I recently underwent a procedure called a “laparoscopic ileocolic resection.” I thought about writing this prior to surgery but could not muster up the mental and emotional energy to put words on a page. Now that it’s in the rearview mirror, I’ve come to view it as a journey through fear. And more specifically, I’ve decided that the phases I went through are quite like the five stages of grief. In the interests of keeping myself organized, I thought I’d use them as a sort of outline for this piece.
Denial
Back in December, at age fifty-seven, I underwent my first colonoscopy. Now before you get on me for delaying, let me just say that I’d had prior clearance to submit poop samples instead. Who’s going to reject that option? Anyway, after my rural primary care provider transferred to urgent care (I will be writing about that at some point), I decided to make the hour trip back to my old primary doctor of almost twenty years. She immediately put the kibosh on any more poop tests.
So, I underwent the colonoscopy. As I was coming to, the endoscopist informed me that, while I had no polyps (yay!), he discovered a 4 cm mass of unknown origin. He couldn’t tell if it was outside the colon, pushing on it—in fact, he went so far as to say it could be an ovary for all he could tell. My confidence in him dipped considerably after that statement. He’d taken a small sample for biopsy and ordered a CT scan for the next day.
At first, I decided that the biopsy results as well as the CT report—both of which indicated nothing abnormal—would be good enough for me. Why go looking for trouble? Plus I didn’t really think about how big 4 cm actually was. Even at my subsequent appointment with a specialist, I couldn’t wrap my head around the fact that she wanted to go in and take something out just because she didn’t know what it was.
“It’s a simple procedure…” she said. “It’s possible you’ll be in and out the same day, and at most, you’ll only be in the hospital a couple of days. The recovery is easy.”
Or at least that’s what I remember her saying.
The problem was, there was no convenient time for a procedure for which I did not have a definite timeline for outcome. Not to mention the whole possibility that I could die on the operating table. For some reason, I now see more of those stories popping up:
“So and so (often a famous person) age (under 60) died after complications following surgery…”
Didn’t Andy Warhol die from complications of gallbladder surgery? Wasn’t he only fifty-eight?
But I digress…
Because I have a book coming out in June, I needed to schedule this for when all the editing work with the publisher was finished. I didn’t want to be the cause of any sort of delay on their end. So, I picked the end of April. I’m busy, you know. I have a lot going on…
Anger
It wasn’t until the week of my pre-op appointment that I decided to get serious about understanding what exactly I was supposed to do. This was a procedure that required (ahem) prep on my part. I reviewed the medication list and realized I had not yet picked up the prescriptions the surgeon ordered for me. Then, it turns out, one was missing. When I called for clarification, I was informed that it was on “backorder,” so they were just not giving it to patients.

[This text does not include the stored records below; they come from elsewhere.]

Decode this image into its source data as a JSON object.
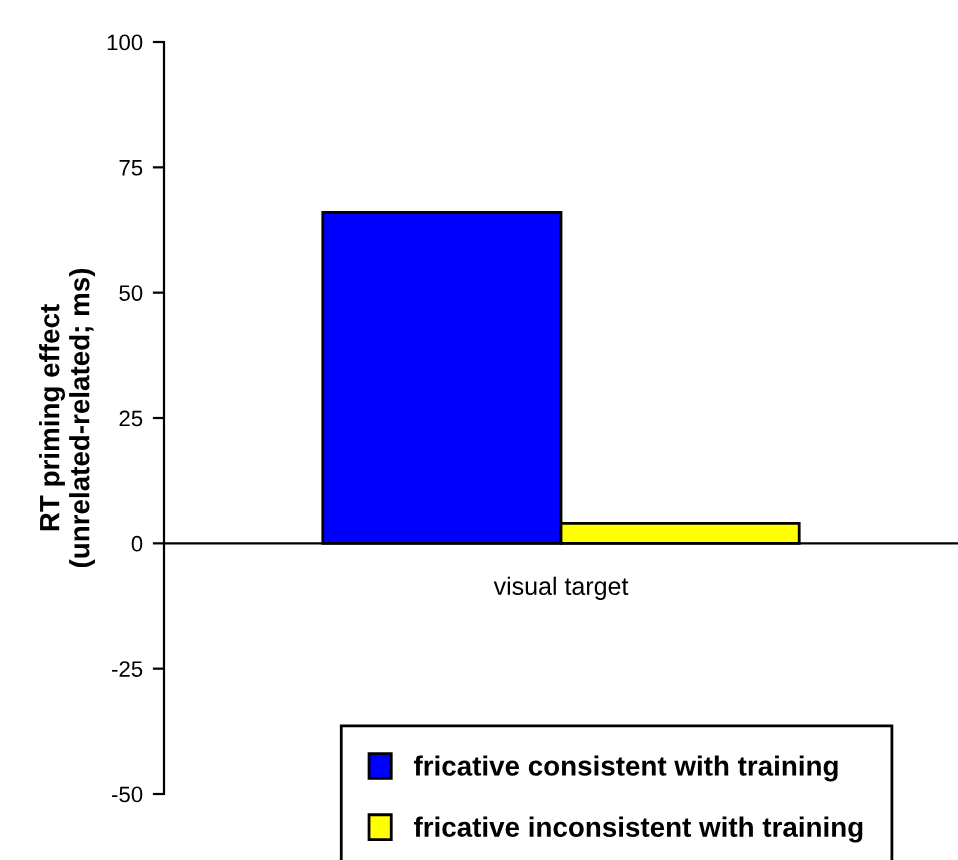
{
  "chart_data": {
    "type": "bar",
    "ylabel": "RT priming effect\n(unrelated-related; ms)",
    "categories": [
      "visual target"
    ],
    "series": [
      {
        "name": "fricative consistent with training",
        "color": "#0000ff",
        "values": [
          66
        ]
      },
      {
        "name": "fricative inconsistent with training",
        "color": "#ffff00",
        "values": [
          4
        ]
      }
    ],
    "ylim": [
      -50,
      100
    ],
    "yticks": [
      -50,
      -25,
      0,
      25,
      50,
      75,
      100
    ],
    "legend": "bottom"
  }
}
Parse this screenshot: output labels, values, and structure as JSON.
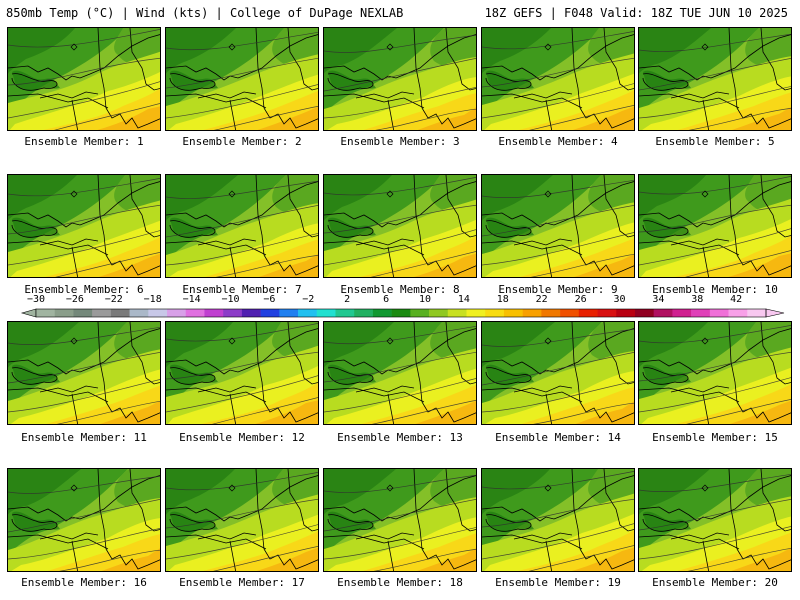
{
  "header": {
    "title": "850mb Temp (°C) | Wind (kts) | College of DuPage NEXLAB",
    "run": "18Z GEFS | F048 Valid: 18Z TUE JUN 10 2025"
  },
  "colorbar": {
    "labels": [
      "−30",
      "−26",
      "−22",
      "−18",
      "−14",
      "−10",
      "−6",
      "−2",
      "2",
      "6",
      "10",
      "14",
      "18",
      "22",
      "26",
      "30",
      "34",
      "38",
      "42"
    ],
    "colors": [
      "#a0b4a0",
      "#8a9e8a",
      "#74887a",
      "#9a9a9a",
      "#7a7a7a",
      "#aab8c8",
      "#c8c8e8",
      "#d8a0e8",
      "#e070e0",
      "#c040d0",
      "#8c3cc8",
      "#5020b0",
      "#2040e0",
      "#2080f0",
      "#20c0f0",
      "#20e0d0",
      "#20c890",
      "#20b060",
      "#109830",
      "#1a8a10",
      "#58b020",
      "#90c820",
      "#c8e020",
      "#f0f020",
      "#f8dc10",
      "#f8c000",
      "#f8a000",
      "#f07800",
      "#f05000",
      "#e82000",
      "#d81010",
      "#b80010",
      "#900020",
      "#b01060",
      "#d02090",
      "#e040b8",
      "#f070d8",
      "#f8a0e8",
      "#f8c8f0"
    ]
  },
  "panels": [
    {
      "label": "Ensemble Member: 1"
    },
    {
      "label": "Ensemble Member: 2"
    },
    {
      "label": "Ensemble Member: 3"
    },
    {
      "label": "Ensemble Member: 4"
    },
    {
      "label": "Ensemble Member: 5"
    },
    {
      "label": "Ensemble Member: 6"
    },
    {
      "label": "Ensemble Member: 7"
    },
    {
      "label": "Ensemble Member: 8"
    },
    {
      "label": "Ensemble Member: 9"
    },
    {
      "label": "Ensemble Member: 10"
    },
    {
      "label": "Ensemble Member: 11"
    },
    {
      "label": "Ensemble Member: 12"
    },
    {
      "label": "Ensemble Member: 13"
    },
    {
      "label": "Ensemble Member: 14"
    },
    {
      "label": "Ensemble Member: 15"
    },
    {
      "label": "Ensemble Member: 16"
    },
    {
      "label": "Ensemble Member: 17"
    },
    {
      "label": "Ensemble Member: 18"
    },
    {
      "label": "Ensemble Member: 19"
    },
    {
      "label": "Ensemble Member: 20"
    }
  ]
}
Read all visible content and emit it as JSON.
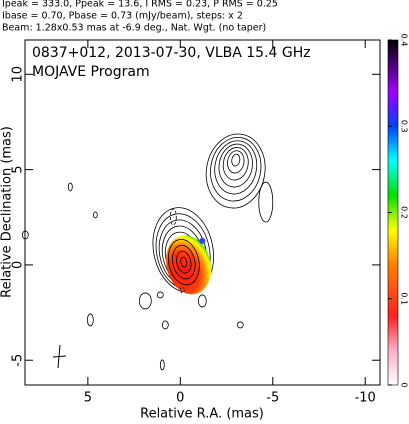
{
  "chart_data": {
    "type": "contour",
    "header": [
      "Ipeak = 333.0, Ppeak = 13.6, I RMS = 0.23, P RMS = 0.25",
      "Ibase = 0.70, Pbase = 0.73 (mJy/beam), steps: x 2",
      "Beam: 1.28x0.53 mas at -6.9 deg., Nat. Wgt. (no taper)"
    ],
    "title": "0837+012, 2013-07-30, VLBA 15.4 GHz",
    "subtitle": "MOJAVE Program",
    "xlabel": "Relative R.A. (mas)",
    "ylabel": "Relative Declination (mas)",
    "xlim": [
      8.4,
      -10.8
    ],
    "ylim": [
      -6.3,
      11.8
    ],
    "xticks": [
      5,
      0,
      -5,
      -10
    ],
    "yticks": [
      -5,
      0,
      5,
      10
    ],
    "colorbar": {
      "lim": [
        0,
        0.4
      ],
      "ticks": [
        0,
        0.1,
        0.2,
        0.3,
        0.4
      ]
    }
  }
}
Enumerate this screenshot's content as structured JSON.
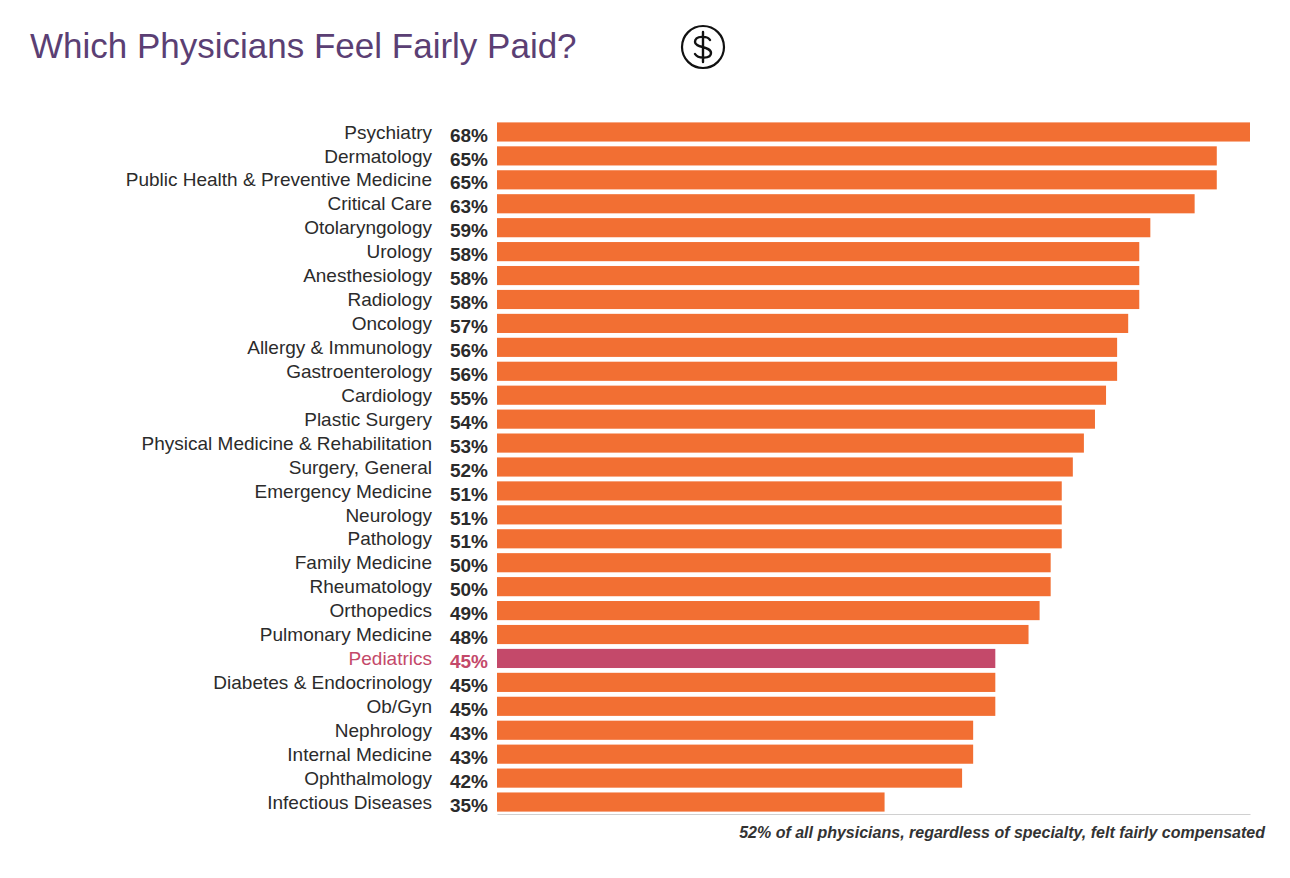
{
  "chart_data": {
    "type": "bar",
    "orientation": "horizontal",
    "title": "Which Physicians Feel Fairly Paid?",
    "annotation": "52% of all physicians, regardless of specialty, felt fairly compensated",
    "categories": [
      "Psychiatry",
      "Dermatology",
      "Public Health & Preventive Medicine",
      "Critical Care",
      "Otolaryngology",
      "Urology",
      "Anesthesiology",
      "Radiology",
      "Oncology",
      "Allergy & Immunology",
      "Gastroenterology",
      "Cardiology",
      "Plastic Surgery",
      "Physical Medicine & Rehabilitation",
      "Surgery, General",
      "Emergency Medicine",
      "Neurology",
      "Pathology",
      "Family Medicine",
      "Rheumatology",
      "Orthopedics",
      "Pulmonary Medicine",
      "Pediatrics",
      "Diabetes & Endocrinology",
      "Ob/Gyn",
      "Nephrology",
      "Internal Medicine",
      "Ophthalmology",
      "Infectious Diseases"
    ],
    "values": [
      68,
      65,
      65,
      63,
      59,
      58,
      58,
      58,
      57,
      56,
      56,
      55,
      54,
      53,
      52,
      51,
      51,
      51,
      50,
      50,
      49,
      48,
      45,
      45,
      45,
      43,
      43,
      42,
      35
    ],
    "value_labels": [
      "68%",
      "65%",
      "65%",
      "63%",
      "59%",
      "58%",
      "58%",
      "58%",
      "57%",
      "56%",
      "56%",
      "55%",
      "54%",
      "53%",
      "52%",
      "51%",
      "51%",
      "51%",
      "50%",
      "50%",
      "49%",
      "48%",
      "45%",
      "45%",
      "45%",
      "43%",
      "43%",
      "42%",
      "35%"
    ],
    "colors": [
      "#f26f33",
      "#f26f33",
      "#f26f33",
      "#f26f33",
      "#f26f33",
      "#f26f33",
      "#f26f33",
      "#f26f33",
      "#f26f33",
      "#f26f33",
      "#f26f33",
      "#f26f33",
      "#f26f33",
      "#f26f33",
      "#f26f33",
      "#f26f33",
      "#f26f33",
      "#f26f33",
      "#f26f33",
      "#f26f33",
      "#f26f33",
      "#f26f33",
      "#c4496a",
      "#f26f33",
      "#f26f33",
      "#f26f33",
      "#f26f33",
      "#f26f33",
      "#f26f33"
    ],
    "xlim": [
      0,
      68
    ],
    "xticks": [],
    "grid": false,
    "data_labels": true,
    "tick_labels": false
  }
}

Now would be a good time to share that during my prior hospital stay for a hip replacement, I contracted a most dreadful infection that about tore my insides apart. So…if I had this straight, I was being denied an antibiotic that might prevent me from getting that awful infection I’d gotten in the past. Great.
Bargaining
Reminder: I’m a former lawyer. Although I haven’t actively practiced in a couple of years, I’d like to think I’ve kept my advocacy skills sharp—especially when it comes to my own self-interest. After deciding that the professionals didn’t care about me sufficiently to give me some sort of substitute antibiotic, I decided that I could take matters into my own hands by simply refusing the more invasive procedure that would require me to stay in the hospital. There! Done!
After I declared my intentions to my doctor at the pre-op appointment, I watched her roll her eyes behind her mask. “So…you’re just going to come back in six months to get the rest of it done?” she chided. “Look…anytime you can avoid general anesthesia you’re going to be ahead of the game, and the older you get, the harder it is on your body.”
Depression
That’s when the tears started rolling down, turning my own mask soggy.
“I can’t think that far ahead. I can only take one day at a time,” I stammered. What a mess I’d become. That’s what happens when we spend just a bit too much time in the world of denial. At some point, reality is going to crash through, oftentimes with ugly consequences.
After that appointment, I encountered several other well-meaning people who conclusively dispelled any lingering notions that I’d be in and out and back to my regular life within a couple weeks. I had less than a week to pivot to a different head space.
Acceptance
So that’s what I did. What else can you do?
I took care of business. I let my friends take care of me. I let down my guard. I did what the medical professionals told me to do.
And where my mind went, my body followed. So far so good. The pathology results are not back yet, but preliminary reports are all positive. So I will sit in this feeling for as long as I can.
I know there are those who can start the journey at acceptance. I’m not one of them. But I think if I can get there eventually, I’m doing okay.
I know how you feel. Just an annual medical check up makes me so anxious it's not funny. I can't imagine how you feel. Sending you good thoughts!
Growing older is not for the faint of heart. The five stages of fear sounds real to me. Denial is sort of a protective device, isn't it?